Golf balls company boss jailed over friend's death in lake

Golf balls company boss jailed over friend's death in lake

A "cavalier" company boss who killed his childhood friend after sending him into a lake to retrieve golf balls has been jailed for more than two years.

Dale Pike, 25, was supposedly supervising Gareth Pugh, 29, when he entered the water at Peterstone golf club, near Newport, South Wales, to collect golf balls.

Cardiff Crown Court heard that Pike, who had founded Boss Golf Balls with his father Jonathan, was using unsuitable diving equipment, had ignored health and safety guidelines and could not supervise Mr Pugh properly because one of his arms was in plaster.

He was also not qualified to dive either recreationally or commercially and was not trained to supervise others diving.

Pike would pay golf courses 10p for every golf ball he collected and would then sell them online - charging up to £30.99 for a pack of 20 balls.

Mr Pugh, a father-of-one who had the mental age of a nine-year-old when he was 13, worked for Boss Golf Balls on an ad hoc basis, earning up to £40 a day collecting balls.

The incident happened on February 11 last year while Mr Pugh was using diving equipment for the first time, which supplied air from a length of pipe attached to a surface compressor.

Prosecutor Philip Evans QC said: "The defendant was the only other person present and was supposedly acting as the 'banksman' keeping a look out. But that was not effective because he had one of his arms in plaster.

"He realised he had not seen Mr Pugh for some time and the emergency services were called. By the time Mr Pugh had been located he had been submerged for 70 minutes."

Pike had made inquiries with professional diving companies about what he needed to do to collect golf balls safely and was told he would need a qualified team of five people, costing around £1,250 a day, but he only wanted to pay £40 a day.

"There is evidence that the defendant knew of the risks and that this activity was governed by the health and safety regulations.

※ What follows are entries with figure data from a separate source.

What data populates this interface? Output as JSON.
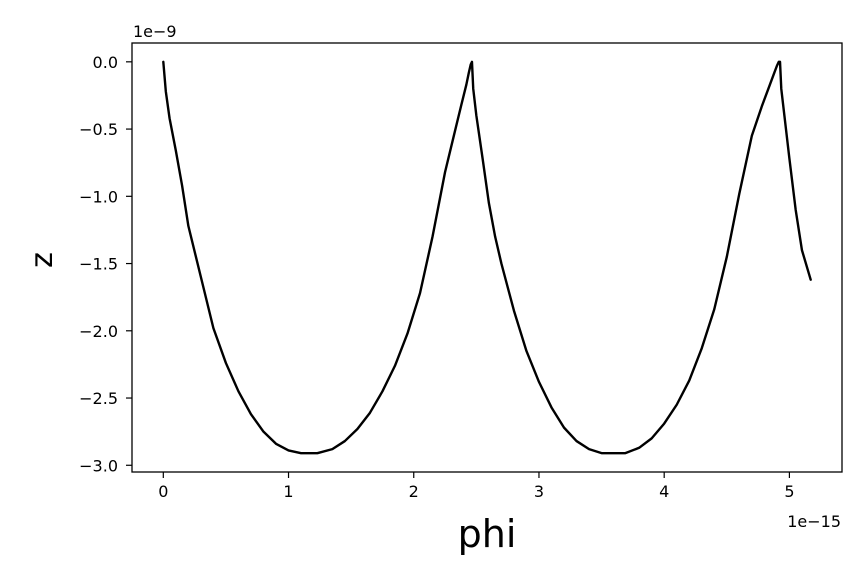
{
  "chart_data": {
    "type": "line",
    "xlabel": "phi",
    "ylabel": "z",
    "x_offset_label": "1e−15",
    "y_offset_label": "1e−9",
    "x_tick_values": [
      0,
      1,
      2,
      3,
      4,
      5
    ],
    "x_tick_labels": [
      "0",
      "1",
      "2",
      "3",
      "4",
      "5"
    ],
    "y_tick_values": [
      0.0,
      -0.5,
      -1.0,
      -1.5,
      -2.0,
      -2.5,
      -3.0
    ],
    "y_tick_labels": [
      "0.0",
      "−0.5",
      "−1.0",
      "−1.5",
      "−2.0",
      "−2.5",
      "−3.0"
    ],
    "xlim": [
      -0.25,
      5.42
    ],
    "ylim": [
      -3.05,
      0.14
    ],
    "grid": false,
    "series": [
      {
        "color": "#000000",
        "x": [
          0.0,
          0.02,
          0.05,
          0.1,
          0.15,
          0.2,
          0.3,
          0.4,
          0.5,
          0.6,
          0.7,
          0.8,
          0.9,
          1.0,
          1.1,
          1.23,
          1.35,
          1.45,
          1.55,
          1.65,
          1.75,
          1.85,
          1.95,
          2.05,
          2.15,
          2.25,
          2.32,
          2.38,
          2.42,
          2.44,
          2.455,
          2.465,
          2.475,
          2.5,
          2.55,
          2.6,
          2.65,
          2.7,
          2.8,
          2.9,
          3.0,
          3.1,
          3.2,
          3.3,
          3.4,
          3.5,
          3.6,
          3.69,
          3.8,
          3.9,
          4.0,
          4.1,
          4.2,
          4.3,
          4.4,
          4.5,
          4.6,
          4.7,
          4.78,
          4.84,
          4.88,
          4.9,
          4.915,
          4.925,
          4.935,
          4.96,
          5.0,
          5.05,
          5.1,
          5.17
        ],
        "y": [
          0.0,
          -0.22,
          -0.42,
          -0.66,
          -0.92,
          -1.22,
          -1.6,
          -1.98,
          -2.24,
          -2.45,
          -2.62,
          -2.75,
          -2.84,
          -2.89,
          -2.91,
          -2.91,
          -2.88,
          -2.82,
          -2.73,
          -2.61,
          -2.45,
          -2.26,
          -2.02,
          -1.72,
          -1.3,
          -0.82,
          -0.55,
          -0.32,
          -0.17,
          -0.08,
          -0.02,
          0.0,
          -0.2,
          -0.4,
          -0.72,
          -1.05,
          -1.3,
          -1.5,
          -1.85,
          -2.15,
          -2.38,
          -2.57,
          -2.72,
          -2.82,
          -2.88,
          -2.91,
          -2.91,
          -2.91,
          -2.87,
          -2.8,
          -2.69,
          -2.55,
          -2.37,
          -2.13,
          -1.84,
          -1.45,
          -0.98,
          -0.55,
          -0.33,
          -0.18,
          -0.08,
          -0.03,
          0.0,
          0.0,
          -0.2,
          -0.4,
          -0.72,
          -1.1,
          -1.4,
          -1.62
        ]
      }
    ]
  }
}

It is clear the defendant knew that the activities he was undertaking were governed by Health and Safety Executive rules and he chose to ignore them," Mr Evans said.

Pike had told prospective employers that he had all the necessary qualifications to run a company retrieving golf balls from ponds and lakes.

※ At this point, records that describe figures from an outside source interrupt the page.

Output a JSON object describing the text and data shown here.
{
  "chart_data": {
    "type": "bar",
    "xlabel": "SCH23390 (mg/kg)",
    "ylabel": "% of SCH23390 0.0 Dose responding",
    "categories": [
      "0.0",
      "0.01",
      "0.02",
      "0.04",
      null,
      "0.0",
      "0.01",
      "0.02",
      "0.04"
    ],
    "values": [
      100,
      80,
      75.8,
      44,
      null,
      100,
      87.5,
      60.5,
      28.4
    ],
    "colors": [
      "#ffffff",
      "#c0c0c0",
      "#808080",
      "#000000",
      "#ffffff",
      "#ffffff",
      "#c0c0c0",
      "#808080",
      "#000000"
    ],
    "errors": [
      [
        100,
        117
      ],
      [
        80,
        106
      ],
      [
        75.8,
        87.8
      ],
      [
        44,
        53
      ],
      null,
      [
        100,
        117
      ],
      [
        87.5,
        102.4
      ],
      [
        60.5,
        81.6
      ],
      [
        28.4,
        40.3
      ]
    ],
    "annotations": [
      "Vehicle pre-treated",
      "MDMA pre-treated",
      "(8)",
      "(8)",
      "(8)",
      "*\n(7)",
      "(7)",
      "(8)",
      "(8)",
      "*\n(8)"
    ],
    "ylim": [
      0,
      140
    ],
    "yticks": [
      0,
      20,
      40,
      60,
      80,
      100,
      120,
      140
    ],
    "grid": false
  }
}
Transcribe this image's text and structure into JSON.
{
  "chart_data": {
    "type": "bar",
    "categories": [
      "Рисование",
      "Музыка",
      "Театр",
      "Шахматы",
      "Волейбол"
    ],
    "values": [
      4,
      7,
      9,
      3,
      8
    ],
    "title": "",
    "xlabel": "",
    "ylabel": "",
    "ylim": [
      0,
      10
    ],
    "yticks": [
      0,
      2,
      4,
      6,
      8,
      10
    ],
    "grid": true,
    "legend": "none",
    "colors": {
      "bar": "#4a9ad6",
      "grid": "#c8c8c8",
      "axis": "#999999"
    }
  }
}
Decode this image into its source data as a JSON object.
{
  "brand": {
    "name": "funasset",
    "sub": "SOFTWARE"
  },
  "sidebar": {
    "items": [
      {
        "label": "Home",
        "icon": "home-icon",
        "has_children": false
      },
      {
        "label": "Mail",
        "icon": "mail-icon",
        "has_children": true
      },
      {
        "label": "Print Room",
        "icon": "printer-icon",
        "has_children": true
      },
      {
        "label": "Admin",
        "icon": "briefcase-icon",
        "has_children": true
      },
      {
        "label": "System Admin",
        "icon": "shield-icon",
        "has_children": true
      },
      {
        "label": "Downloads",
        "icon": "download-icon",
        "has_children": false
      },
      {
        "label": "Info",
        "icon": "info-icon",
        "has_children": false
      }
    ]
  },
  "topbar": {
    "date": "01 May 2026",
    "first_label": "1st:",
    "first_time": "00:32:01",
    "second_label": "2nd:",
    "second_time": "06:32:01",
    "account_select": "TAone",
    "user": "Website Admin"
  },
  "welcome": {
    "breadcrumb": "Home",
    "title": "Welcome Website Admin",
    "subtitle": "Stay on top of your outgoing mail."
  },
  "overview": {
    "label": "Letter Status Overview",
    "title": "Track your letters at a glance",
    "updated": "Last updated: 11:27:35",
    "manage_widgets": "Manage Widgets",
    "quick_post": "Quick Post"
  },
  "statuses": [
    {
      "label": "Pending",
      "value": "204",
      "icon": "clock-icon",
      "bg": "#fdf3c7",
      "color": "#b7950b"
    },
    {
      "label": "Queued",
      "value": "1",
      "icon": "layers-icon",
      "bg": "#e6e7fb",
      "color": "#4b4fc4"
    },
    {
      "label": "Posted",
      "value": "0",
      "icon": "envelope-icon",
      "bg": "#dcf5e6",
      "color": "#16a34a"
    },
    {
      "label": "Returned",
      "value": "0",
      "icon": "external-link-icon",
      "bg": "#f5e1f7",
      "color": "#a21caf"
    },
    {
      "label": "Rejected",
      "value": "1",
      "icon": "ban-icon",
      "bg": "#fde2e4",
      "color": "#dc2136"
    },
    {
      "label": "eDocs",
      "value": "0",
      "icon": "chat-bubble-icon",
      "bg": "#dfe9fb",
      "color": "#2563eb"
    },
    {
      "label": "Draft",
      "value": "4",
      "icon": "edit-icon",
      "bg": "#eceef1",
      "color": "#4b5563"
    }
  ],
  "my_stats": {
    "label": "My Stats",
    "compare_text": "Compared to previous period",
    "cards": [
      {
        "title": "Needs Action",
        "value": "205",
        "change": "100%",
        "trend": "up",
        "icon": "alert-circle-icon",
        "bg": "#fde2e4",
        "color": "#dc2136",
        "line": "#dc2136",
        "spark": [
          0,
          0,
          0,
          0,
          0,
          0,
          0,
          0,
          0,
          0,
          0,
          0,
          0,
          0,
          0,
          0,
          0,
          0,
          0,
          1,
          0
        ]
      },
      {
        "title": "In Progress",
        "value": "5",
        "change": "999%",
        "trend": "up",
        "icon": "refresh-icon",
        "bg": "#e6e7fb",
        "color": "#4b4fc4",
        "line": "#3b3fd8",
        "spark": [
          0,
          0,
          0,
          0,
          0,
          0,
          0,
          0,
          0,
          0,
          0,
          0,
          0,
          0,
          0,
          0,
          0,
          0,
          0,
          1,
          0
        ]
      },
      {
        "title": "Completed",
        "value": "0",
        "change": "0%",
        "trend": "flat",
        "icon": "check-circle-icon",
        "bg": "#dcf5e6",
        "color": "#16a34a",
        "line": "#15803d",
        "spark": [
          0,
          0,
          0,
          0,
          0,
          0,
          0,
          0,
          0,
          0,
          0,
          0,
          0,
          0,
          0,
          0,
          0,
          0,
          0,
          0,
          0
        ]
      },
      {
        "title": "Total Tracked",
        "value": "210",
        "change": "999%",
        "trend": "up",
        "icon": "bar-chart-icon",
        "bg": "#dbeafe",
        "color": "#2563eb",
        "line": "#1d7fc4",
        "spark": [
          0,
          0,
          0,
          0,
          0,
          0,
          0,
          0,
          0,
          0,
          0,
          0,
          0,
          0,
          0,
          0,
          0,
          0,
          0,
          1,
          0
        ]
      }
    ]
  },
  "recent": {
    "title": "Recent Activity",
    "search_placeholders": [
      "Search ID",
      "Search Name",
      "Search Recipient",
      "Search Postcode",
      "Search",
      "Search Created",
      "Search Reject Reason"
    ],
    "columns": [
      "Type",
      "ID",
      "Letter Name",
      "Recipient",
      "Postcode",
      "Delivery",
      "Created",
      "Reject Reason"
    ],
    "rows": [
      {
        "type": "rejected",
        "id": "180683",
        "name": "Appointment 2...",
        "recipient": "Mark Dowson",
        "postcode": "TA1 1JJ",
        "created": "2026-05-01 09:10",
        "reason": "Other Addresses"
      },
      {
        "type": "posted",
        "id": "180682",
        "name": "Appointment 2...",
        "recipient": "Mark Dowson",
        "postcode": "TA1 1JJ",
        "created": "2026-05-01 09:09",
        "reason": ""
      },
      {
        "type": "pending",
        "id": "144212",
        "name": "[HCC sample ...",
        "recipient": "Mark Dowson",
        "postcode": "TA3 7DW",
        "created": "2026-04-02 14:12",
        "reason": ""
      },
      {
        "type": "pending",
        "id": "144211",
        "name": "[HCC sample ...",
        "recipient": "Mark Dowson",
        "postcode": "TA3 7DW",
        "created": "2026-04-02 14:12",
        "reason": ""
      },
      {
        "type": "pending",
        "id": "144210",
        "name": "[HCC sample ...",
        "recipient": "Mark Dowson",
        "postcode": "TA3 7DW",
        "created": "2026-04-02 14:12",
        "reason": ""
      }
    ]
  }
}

A health and safety investigation found there were 16 breaches of regulations, including no risk assessment, Mr Pugh was not qualified to dive, he was not attached to a rope and the equipment he used was not suitable for the job.

"This is a case where many of the failings are stark and many of them were simply matters of basic common sense which this defendant chose to ignore," Mr Evans said.

It is not clear what happened to Mr Pugh but he became detached from his face mask while he was at the bottom of the 2.4 metre deep lake.

His body was found with his bag containing 341 golf bags. The father-of-one had drowned.

At a previous hearing, Pike, of Chain Walk, Glynneath, Neath, admitted a charge of manslaughter by gross negligence.

Davis Elias QC, defending, said: "He has expressed sincere and genuine remorse.

"He does not accept that Gareth Pugh's vulnerability was exploited. He had known him for many years and regarded him as a friend and an equal.

"Dale Pike decided foolishly that the equipment that he purchased was sufficient to enable whoever would use it to go deeper into the lakes.

"He did not believe that this sort of thing would ever be able to happen and he accepts complete responsibility for the failings.

"He naively and foolishly believed all would be well in that lake."

Judge Keith Thomas jailed Pike for 32 months and told him: "You ignored both the risks and advice because it would eat into your profits.

"Instead you sent Mr Pugh into a pond with inadequate equipment, a complete lack of training, and only you as a completely untrained and incapacitated back-up.

"You allowed him to take these risks in order to make a quick buck. I am satisfied that the risk of death or serious injury was obvious to you, and your cavalier attitude to safety was the cause of Mr Pugh's death.

"You ignored all the safety advice for your own personal and financial gain. I accept with hindsight that you bitterly regret what happened and that is reflected in your guilty plea."